助成金の財源は? 助成金の予算、新型コロナウイルス関連の予算についても解説

返済の必要がない交付金である助成金ですが、なぜ返済の必要がないのか不安に思う方もいるのではないでしょうか。助成金は雇用保険料という事業主が納めている財源から支払われています。ここでは、助成金の財源である雇用保険制度や、今年度の助成金の予算について分かりやすくご説明します。

助成金の財源は雇用保険

助成金の財源は、事業者と労働者それぞれが加入し、毎月収めている雇用保険です。この雇用保険には、2つの役割があります。1つ目の役割は、失業時給付金の交付です。2つ目の役割は、雇用保険二事業です。
この2つの役割は、具体的にどのような内容なのでしょうか。そして助成金にどう関連しているのでしょうか。

失業保険の給付とは?

雇用保険の1つ目の役割、失業給付金の交付とは、労働者が失業したときに生活に必要な、失業保険を支給することです。また、労働者が再就職に向けて必要な研修費も支給します。
失業保険のおかげで、労働者は突然失業したときにも生活ができ、再就職に向けて活動ができる、まさにセーフティネットといえます。

雇用保険二事業とは?

雇用保険の2つ目の役割、雇用保険二事業はさらに2つの事業に分かれます。1つ目の事業は、労働者が失業しない環境や、働きやすい環境をつくり、働く機会を増やす雇用安定事業です。2つ目の事業は、労働者のスキル開発や向上などを支援する能力開発事業です。

助成金は、この雇用保険二事業を支援するために活用されています。雇用安定事業として支給される主な助成金は、雇用調整助成金やトライアル雇用助成金、両立支援等助成金などが挙げられます。

一方、能力開発事業として支給される助成金は、キャリアアップ助成金や人材開発支援助成金などが挙げられます。

雇用保険二事業の助成金は、事業者が収めた雇用保険料がもとに

雇用保険は、事業者と労働者がそれぞれ収めていますが、負担の割合は違います。失業保険に活用される雇用保険は、労働者負担と事業者負担の割合は半々ですが、雇用保険二事業分に活用される雇用保険は、すべて事業者負担になります。

つまり、助成金の財源は、事業者が収めた雇用保険なのです。

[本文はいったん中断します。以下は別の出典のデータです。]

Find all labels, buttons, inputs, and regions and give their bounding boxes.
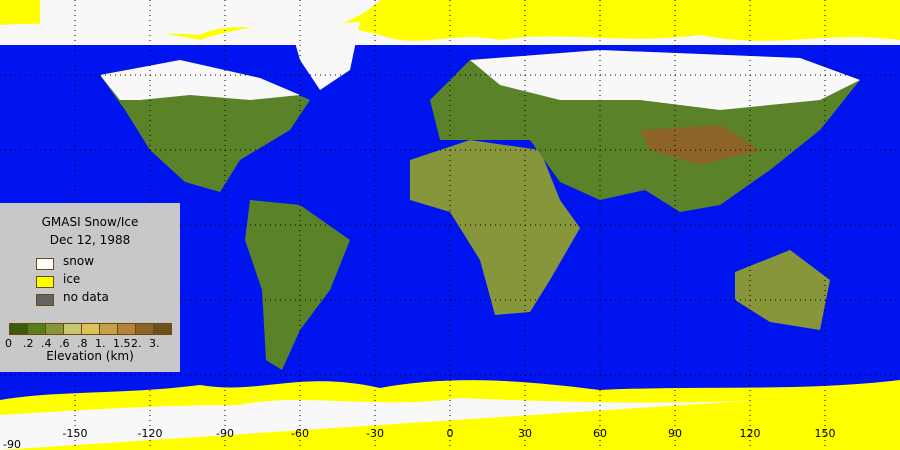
lon-tick-label: 30 bbox=[518, 427, 532, 440]
legend-title: GMASI Snow/Ice bbox=[41, 215, 139, 229]
south-america bbox=[245, 200, 350, 370]
lon-tick-label: 90 bbox=[668, 427, 682, 440]
latitude-label: -90 bbox=[3, 438, 21, 450]
lon-tick-label: 120 bbox=[739, 427, 761, 440]
lon-tick-label: -120 bbox=[137, 427, 163, 440]
elevation-tick: .8 bbox=[77, 337, 88, 350]
colorbar-segment bbox=[100, 324, 118, 334]
ice-label: ice bbox=[63, 272, 81, 286]
snow-label: snow bbox=[63, 254, 95, 268]
legend-date: Dec 12, 1988 bbox=[49, 233, 131, 247]
colorbar-segment bbox=[64, 324, 82, 334]
lon-tick-label: 60 bbox=[593, 427, 607, 440]
no-data-swatch bbox=[36, 294, 54, 306]
elevation-tick: 3. bbox=[149, 337, 160, 350]
elevation-tick: 1. bbox=[95, 337, 106, 350]
elevation-tick: .2 bbox=[23, 337, 34, 350]
colorbar-segment bbox=[82, 324, 100, 334]
colorbar-segment bbox=[28, 324, 46, 334]
lon-tick-label: 150 bbox=[814, 427, 836, 440]
africa bbox=[410, 140, 580, 315]
elevation-tick: 2. bbox=[131, 337, 142, 350]
elevation-colorbar bbox=[9, 323, 172, 335]
antarctica-snow bbox=[0, 398, 760, 450]
no-data-label: no data bbox=[63, 290, 109, 304]
australia bbox=[735, 250, 830, 330]
elevation-tick: .6 bbox=[59, 337, 70, 350]
colorbar-segment bbox=[118, 324, 136, 334]
greenland bbox=[290, 22, 360, 90]
lon-tick-label: 0 bbox=[446, 427, 454, 440]
lon-tick-label: -150 bbox=[62, 427, 88, 440]
colorbar-segment bbox=[10, 324, 28, 334]
lon-tick-label: -60 bbox=[291, 427, 309, 440]
elevation-tick: .4 bbox=[41, 337, 52, 350]
colorbar-segment bbox=[46, 324, 64, 334]
colorbar-segment bbox=[136, 324, 154, 334]
tibet-plateau bbox=[640, 125, 760, 165]
elevation-label: Elevation (km) bbox=[46, 349, 134, 363]
snow-swatch bbox=[36, 258, 54, 270]
ice-swatch bbox=[36, 276, 54, 288]
eurasia-snow bbox=[470, 50, 860, 110]
colorbar-segment bbox=[154, 324, 171, 334]
legend-panel: GMASI Snow/Ice Dec 12, 1988 snow ice no … bbox=[0, 203, 180, 372]
elevation-tick: 0 bbox=[5, 337, 12, 350]
lon-tick-label: -30 bbox=[366, 427, 384, 440]
elevation-ticks: 0 .2 .4 .6 .8 1. 1.5 2. 3. bbox=[5, 337, 167, 350]
lon-tick-label: -90 bbox=[216, 427, 234, 440]
elevation-tick: 1.5 bbox=[113, 337, 131, 350]
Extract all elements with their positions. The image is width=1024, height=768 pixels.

そのため、雇用の安定や、能力の開発に取り組む事業者に支給される助成金は、返済する必要がないのです。支給された助成金は、雑収入として計上され、事業者は自由に使うことができます。

事業者が助成金を支給されたということは、雇用に貢献し、働きやすい環境を整え、労働者のスキルを開発する取り組みが認められたということです。もともとは、すべて事業主負担の雇用保険が財源なのですから、積極的に活用してはいかがでしょうか。

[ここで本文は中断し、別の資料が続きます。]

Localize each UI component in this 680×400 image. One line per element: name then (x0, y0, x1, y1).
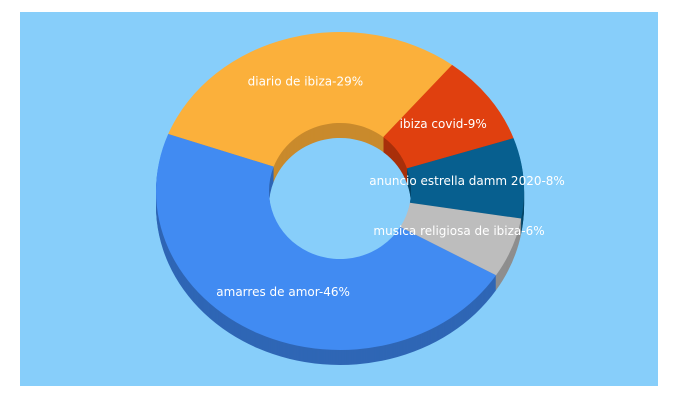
slice-label: ibiza covid-9% (400, 117, 487, 131)
slice (156, 134, 497, 350)
slice (400, 202, 522, 276)
slice-label: amarres de amor-46% (216, 285, 350, 299)
slice (168, 31, 453, 167)
slice-label: musica religiosa de ibiza-6% (373, 224, 544, 238)
slice-label: diario de ibiza-29% (248, 74, 363, 88)
slice-label: anuncio estrella damm 2020-8% (369, 174, 565, 188)
slice (383, 64, 514, 169)
slice (406, 138, 525, 219)
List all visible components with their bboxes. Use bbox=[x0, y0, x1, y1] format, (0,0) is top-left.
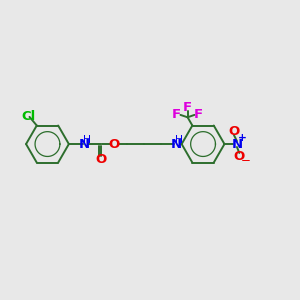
Text: O: O bbox=[108, 138, 120, 151]
Text: F: F bbox=[183, 101, 192, 114]
Text: O: O bbox=[228, 125, 240, 138]
Text: F: F bbox=[194, 108, 202, 122]
Text: H: H bbox=[175, 135, 183, 145]
Text: F: F bbox=[172, 108, 181, 122]
Text: N: N bbox=[231, 138, 242, 151]
Text: N: N bbox=[79, 138, 90, 151]
Text: Cl: Cl bbox=[21, 110, 35, 123]
Text: O: O bbox=[234, 150, 245, 163]
Text: O: O bbox=[95, 153, 106, 166]
Text: N: N bbox=[171, 138, 182, 151]
Text: −: − bbox=[241, 154, 251, 166]
Text: +: + bbox=[238, 133, 247, 142]
Text: H: H bbox=[83, 135, 91, 145]
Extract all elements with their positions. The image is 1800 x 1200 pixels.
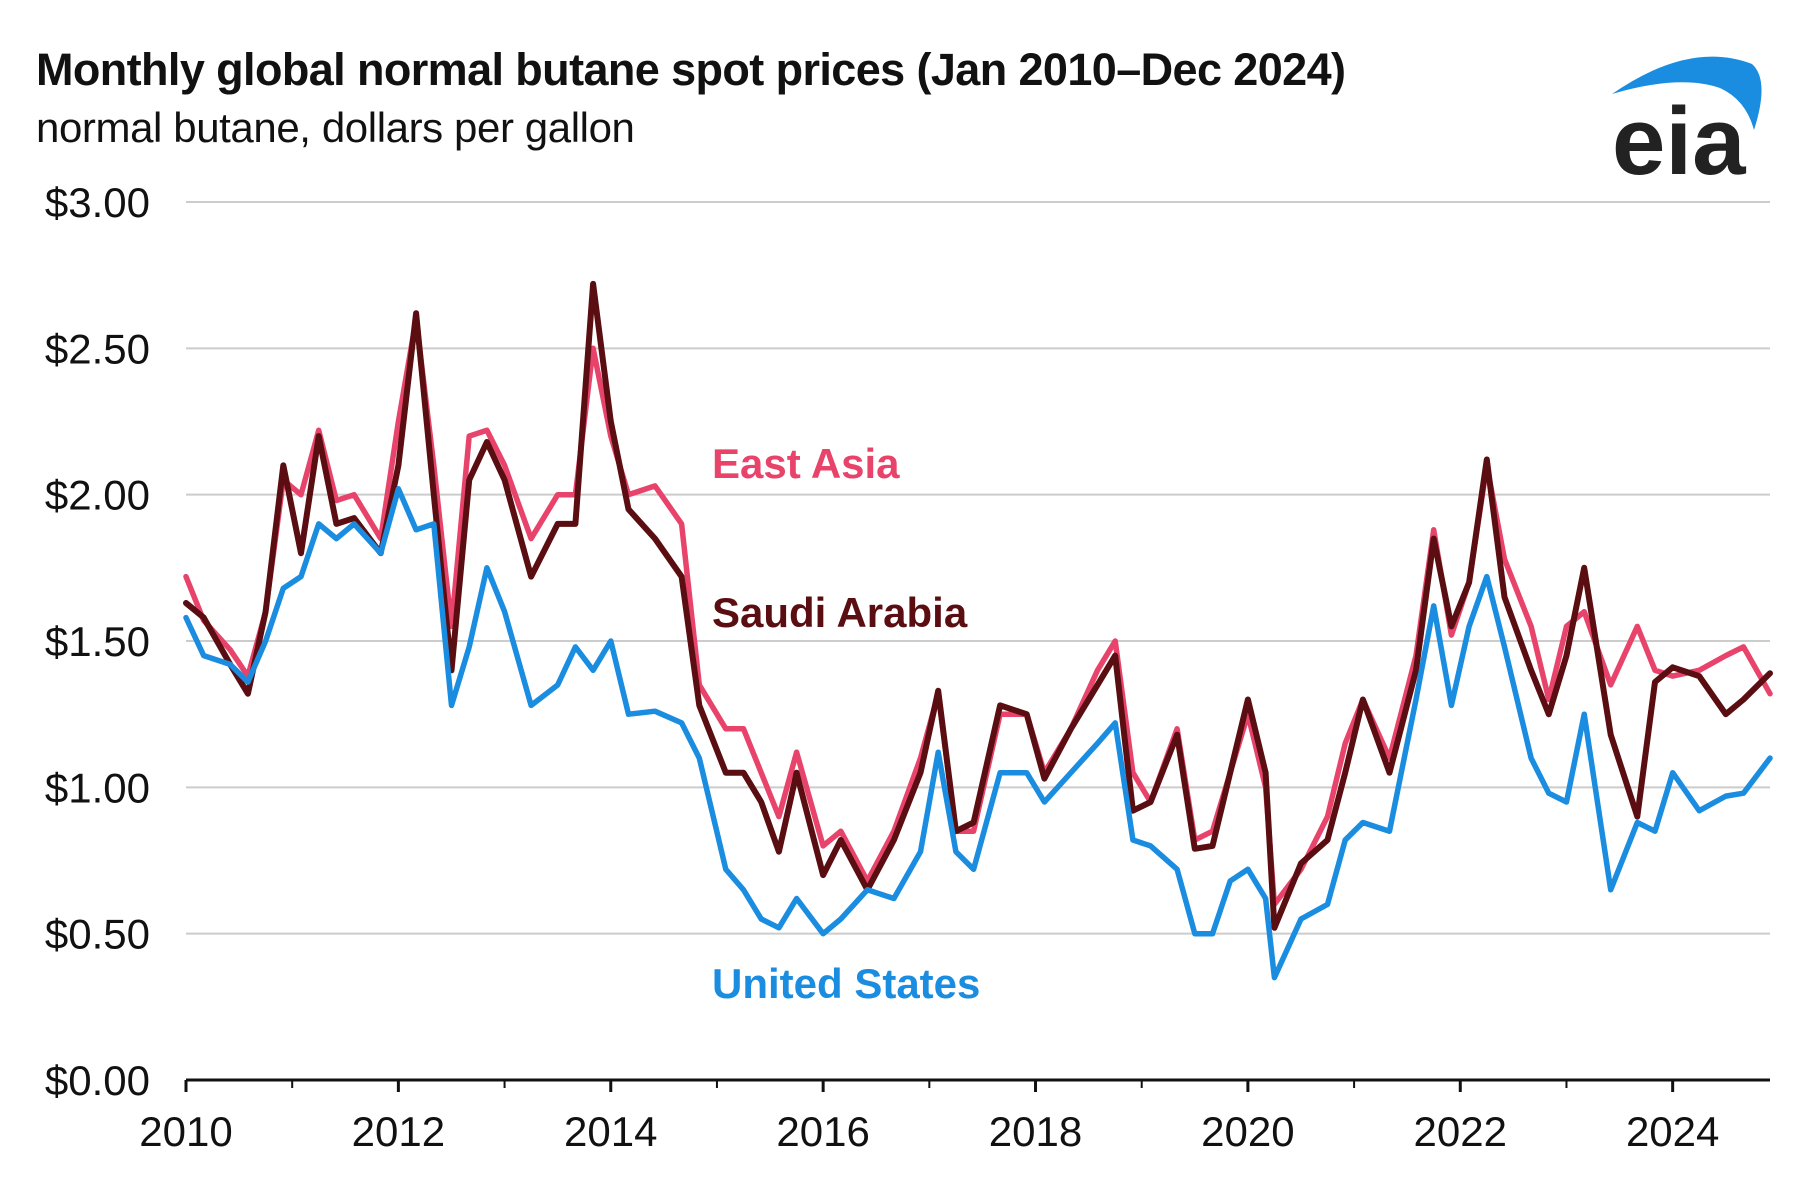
y-axis-tick-labels: $0.00 $0.50 $1.00 $1.50 $2.00 $2.50 $3.00 [45, 179, 150, 1104]
x-tick-label: 2020 [1201, 1108, 1294, 1155]
eia-logo-arc [1612, 56, 1762, 130]
series-label-saudi-arabia: Saudi Arabia [712, 589, 968, 636]
eia-logo-text: eia [1612, 88, 1746, 195]
eia-logo: eia [1612, 56, 1762, 195]
chart-subtitle: normal butane, dollars per gallon [36, 104, 635, 151]
series-line-united-states [183, 486, 1773, 981]
chart-title: Monthly global normal butane spot prices… [36, 44, 1346, 95]
y-tick-label: $2.00 [45, 472, 150, 519]
y-tick-label: $3.00 [45, 179, 150, 226]
y-tick-label: $1.00 [45, 764, 150, 811]
x-tick-label: 2024 [1626, 1108, 1719, 1155]
y-tick-label: $0.00 [45, 1057, 150, 1104]
series-labels: East Asia Saudi Arabia United States [712, 440, 980, 1007]
x-tick-label: 2012 [352, 1108, 445, 1155]
x-tick-label: 2014 [564, 1108, 657, 1155]
x-tick-label: 2016 [776, 1108, 869, 1155]
series-line-saudi-arabia [183, 280, 1773, 931]
x-axis: 2010 2012 2014 2016 2018 2020 2022 2024 [139, 1078, 1770, 1155]
x-tick-label: 2018 [989, 1108, 1082, 1155]
y-tick-label: $0.50 [45, 911, 150, 958]
y-tick-label: $1.50 [45, 618, 150, 665]
series-lines [183, 280, 1773, 981]
series-label-united-states: United States [712, 960, 980, 1007]
y-tick-label: $2.50 [45, 325, 150, 372]
x-tick-label: 2010 [139, 1108, 232, 1155]
x-tick-label: 2022 [1414, 1108, 1507, 1155]
gridlines [186, 201, 1770, 935]
series-label-east-asia: East Asia [712, 440, 900, 487]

2020年度の助成金は補正予算だけでも1兆9,835億円(2019年度の予算は約6451億円)

2020年度は新型コロナウイルスによる生活支援のため、非常に大きな予算が組まれています。雇用調整助成金の拡充に7,717億円、休業支援金に5.442億円などそれぞれ昨年度の予算に匹敵する規模となっています。財源としては労働保険特別会計から1兆4,4446億円が充てられています。ちなみに、2019年度の予算は雇用保険制度全体の予算は約2兆7000億円です。このうち、助成金に充てられる雇用保険二事業の予算は、約6451億円でした。

助成金の予算は1月から3月に国会で承認される

助成金の予算が作成されるのは、6月から7月です。厚生労働省の職業安定局で見積もりに当たる概算要求に向けた準備が始まり、8月下旬に財務省へ概算要求書を提出します。
財務省で概算要求書が通れば、9月から12月にかけて、職業安定局はさらに詳細な予算案を作成します。この予算案を財務省が取りまとめ、国会に提出し、翌年の1月から3月に国会の承認を経て閣議決定されます。

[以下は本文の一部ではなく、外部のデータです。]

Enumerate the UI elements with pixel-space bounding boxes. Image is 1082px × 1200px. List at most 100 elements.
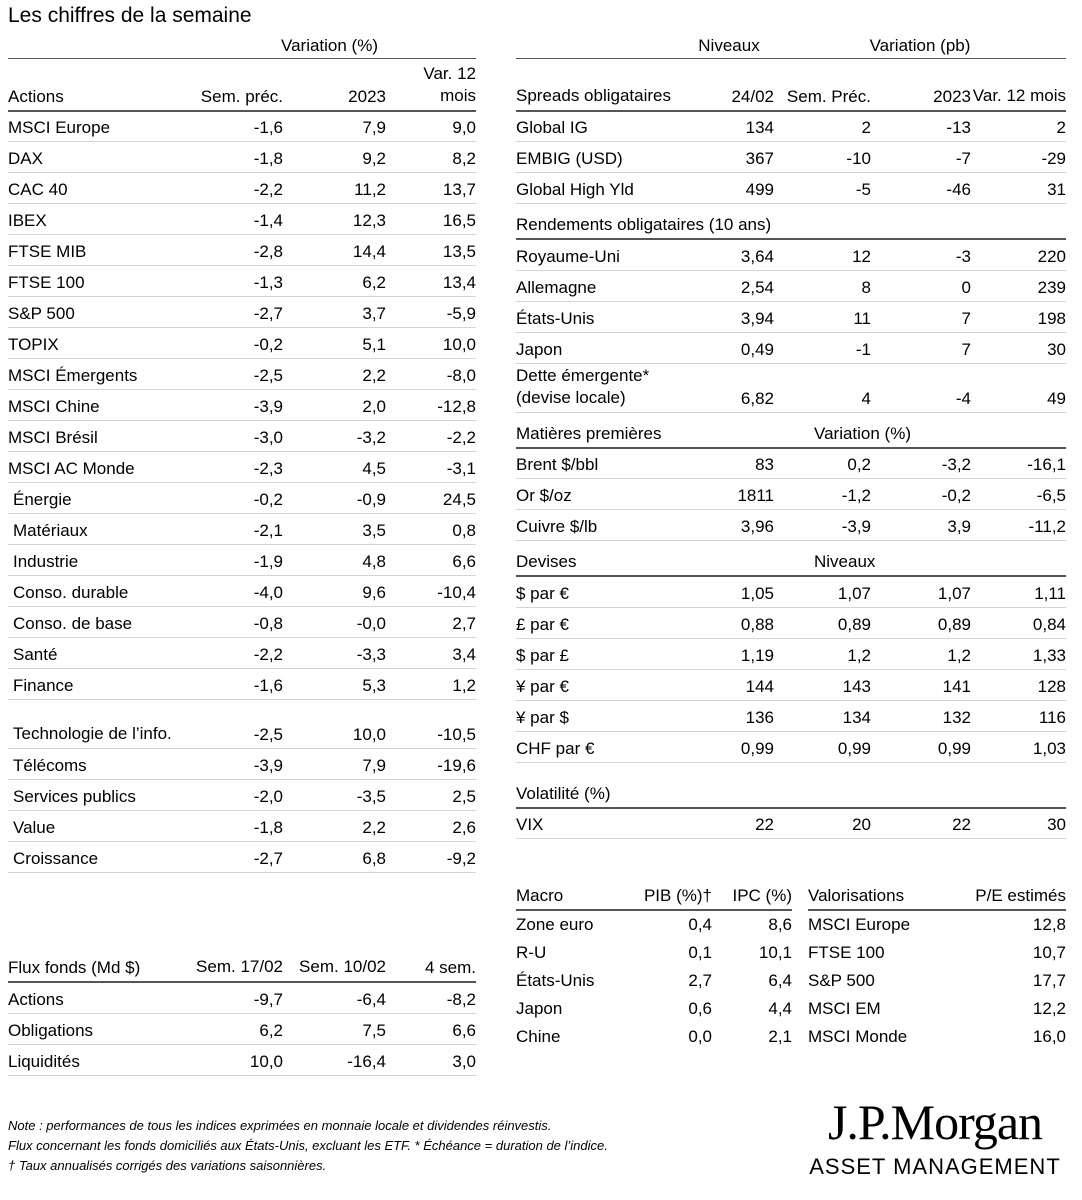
- section-header: Volatilité (%): [516, 772, 1067, 809]
- row-value: 3,5: [283, 513, 386, 545]
- row-value: -6,5: [971, 478, 1067, 510]
- row-value: 8,2: [386, 141, 477, 173]
- row-value: -2,7: [183, 296, 283, 328]
- row-value: 5,1: [283, 327, 386, 359]
- row-value: 4,4: [768, 999, 792, 1018]
- yield-row: Royaume-Uni 3,64 12 -3 220: [516, 239, 1067, 271]
- row-value: 14,4: [283, 234, 386, 266]
- row-label: Value: [8, 810, 183, 842]
- row-value: 10,0: [386, 327, 477, 359]
- row-value: -46: [871, 172, 971, 204]
- yield-row: Dette émergente* (devise locale) 6,82 4 -4 4…: [516, 363, 1067, 413]
- equity-row: CAC 40 -2,2 11,2 13,7: [8, 172, 477, 204]
- row-label: États-Unis: [516, 301, 684, 333]
- footnote-line: Flux concernant les fonds domiciliés aux…: [8, 1138, 608, 1153]
- row-value: 134: [774, 700, 871, 732]
- row-label: CHF par €: [516, 731, 684, 763]
- row-value: 16,0: [1032, 1027, 1066, 1046]
- volatility-row: VIX 22 20 22 30: [516, 807, 1067, 839]
- row-value: -0,2: [183, 327, 283, 359]
- row-label: Énergie: [8, 482, 183, 514]
- row-value: 49: [971, 363, 1067, 413]
- valuation-row: MSCI EM 12,2: [808, 994, 1066, 1022]
- logo-name: J.P.Morgan: [827, 1094, 1043, 1150]
- row-value: -10: [774, 141, 871, 173]
- row-value: -2,5: [183, 699, 283, 749]
- row-label: ¥ par €: [516, 669, 684, 701]
- row-value: 134: [684, 110, 774, 142]
- row-value: 198: [971, 301, 1067, 333]
- row-value: 144: [684, 669, 774, 701]
- row-value: -2,5: [183, 358, 283, 390]
- row-value: 31: [971, 172, 1067, 204]
- valuation-row: S&P 500 17,7: [808, 966, 1066, 994]
- row-value: 3,96: [684, 509, 774, 541]
- row-value: -3,1: [386, 451, 477, 483]
- row-value: 3,4: [386, 637, 477, 669]
- row-value: -0,2: [871, 478, 971, 510]
- row-value: 10,1: [758, 943, 792, 962]
- row-label: TOPIX: [8, 327, 183, 359]
- row-value: -5: [774, 172, 871, 204]
- row-value: 9,0: [386, 110, 477, 142]
- row-value: 1,07: [871, 576, 971, 608]
- row-value: 367: [684, 141, 774, 173]
- row-value: 22: [871, 807, 971, 839]
- row-value: 128: [971, 669, 1067, 701]
- row-value: 2,2: [283, 810, 386, 842]
- macro-row: États-Unis 2,7 6,4: [516, 966, 792, 994]
- row-value: 4: [774, 363, 871, 413]
- equity-row: Industrie -1,9 4,8 6,6: [8, 544, 477, 576]
- bonds-header-level: 24/02: [684, 58, 774, 112]
- fx-row: $ par £1,19 1,2 1,2 1,33: [516, 638, 1067, 670]
- row-value: 4,5: [283, 451, 386, 483]
- footnote-line: Note : performances de tous les indices …: [8, 1118, 552, 1133]
- equity-row: MSCI Europe -1,6 7,9 9,0: [8, 110, 477, 142]
- row-label: S&P 500: [808, 971, 875, 990]
- section-header: Devises Niveaux: [516, 540, 1067, 577]
- row-value: 1,2: [871, 638, 971, 670]
- row-value: 499: [684, 172, 774, 204]
- row-value: -6,4: [283, 982, 386, 1014]
- macro-header-cpi: IPC (%): [712, 876, 792, 911]
- row-value: 1,05: [684, 576, 774, 608]
- row-value: -1,3: [183, 265, 283, 297]
- row-value: 3,7: [283, 296, 386, 328]
- jpmorgan-logo: J.P.Morgan ASSET MANAGEMENT: [808, 1094, 1062, 1180]
- flow-row: Actions -9,7 -6,4 -8,2: [8, 982, 476, 1014]
- row-label: MSCI Brésil: [8, 420, 183, 452]
- macro-row: Zone euro 0,4 8,6: [516, 910, 792, 938]
- equity-row: S&P 500 -2,7 3,7 -5,9: [8, 296, 477, 328]
- row-value: 13,4: [386, 265, 477, 297]
- row-value: 12,2: [1032, 999, 1066, 1018]
- equity-row: Value -1,8 2,2 2,6: [8, 810, 477, 842]
- row-value: 9,6: [283, 575, 386, 607]
- markets-table: Niveaux Variation (pb) Spreads obligatai…: [516, 32, 1067, 839]
- bonds-header-name: Spreads obligataires: [516, 58, 684, 112]
- row-label: CAC 40: [8, 172, 183, 204]
- row-value: 220: [971, 239, 1067, 271]
- equity-row: Télécoms -3,9 7,9 -19,6: [8, 748, 477, 780]
- row-label: MSCI Émergents: [8, 358, 183, 390]
- section-header: Matières premières Variation (%): [516, 412, 1067, 449]
- row-label: $ par €: [516, 576, 684, 608]
- row-value: -3,0: [183, 420, 283, 452]
- row-label: MSCI Monde: [808, 1027, 908, 1046]
- spacer-row: [516, 762, 1066, 773]
- row-label: MSCI EM: [808, 999, 881, 1018]
- row-value: -2,7: [183, 841, 283, 873]
- section-header: Rendements obligataires (10 ans): [516, 203, 1067, 240]
- row-value: 6,82: [684, 363, 774, 413]
- equity-row: FTSE MIB -2,8 14,4 13,5: [8, 234, 477, 266]
- row-value: 30: [971, 332, 1067, 364]
- row-value: 0: [871, 270, 971, 302]
- row-label: MSCI Chine: [8, 389, 183, 421]
- macro-header-name: Macro: [516, 876, 626, 911]
- row-value: -3,3: [283, 637, 386, 669]
- row-value: 0,99: [871, 731, 971, 763]
- fx-row: $ par €1,05 1,07 1,07 1,11: [516, 576, 1067, 608]
- row-value: 0,99: [684, 731, 774, 763]
- row-value: 136: [684, 700, 774, 732]
- row-value: 0,2: [774, 447, 871, 479]
- equity-row: Matériaux -2,1 3,5 0,8: [8, 513, 477, 545]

助成金の受付は、成立した予算にもとづいて、翌年4月の新年度からスタートします。助成金の予算、約6451億円は2018年度から厚労省が予算組に取り組んできた結果です。

助成金の予算が尽きる可能性はある?

働き方改革推進支援助成金のように、予算が尽きた場合、締め切りが早まる可能性があると記載している助成金があります。予算が尽きることがあるのか厚労省に確認したところ、過去に早まった例はないとのことでした。
ただし、都道府県の自治体によっては、申請受付を早期に締め切る場合があります。助成金の申請を検討している事業主は、申請の締め切りよりも前倒しで、申請書類を整えましょう。

まとめ

助成金の財源は、事業者が収めている雇用保険です。2019年度の助成金の予算はしっかり確保されいてるので、有効に活用できるように、申請に向けて取り組みを始めてみてはいかがでしょうか。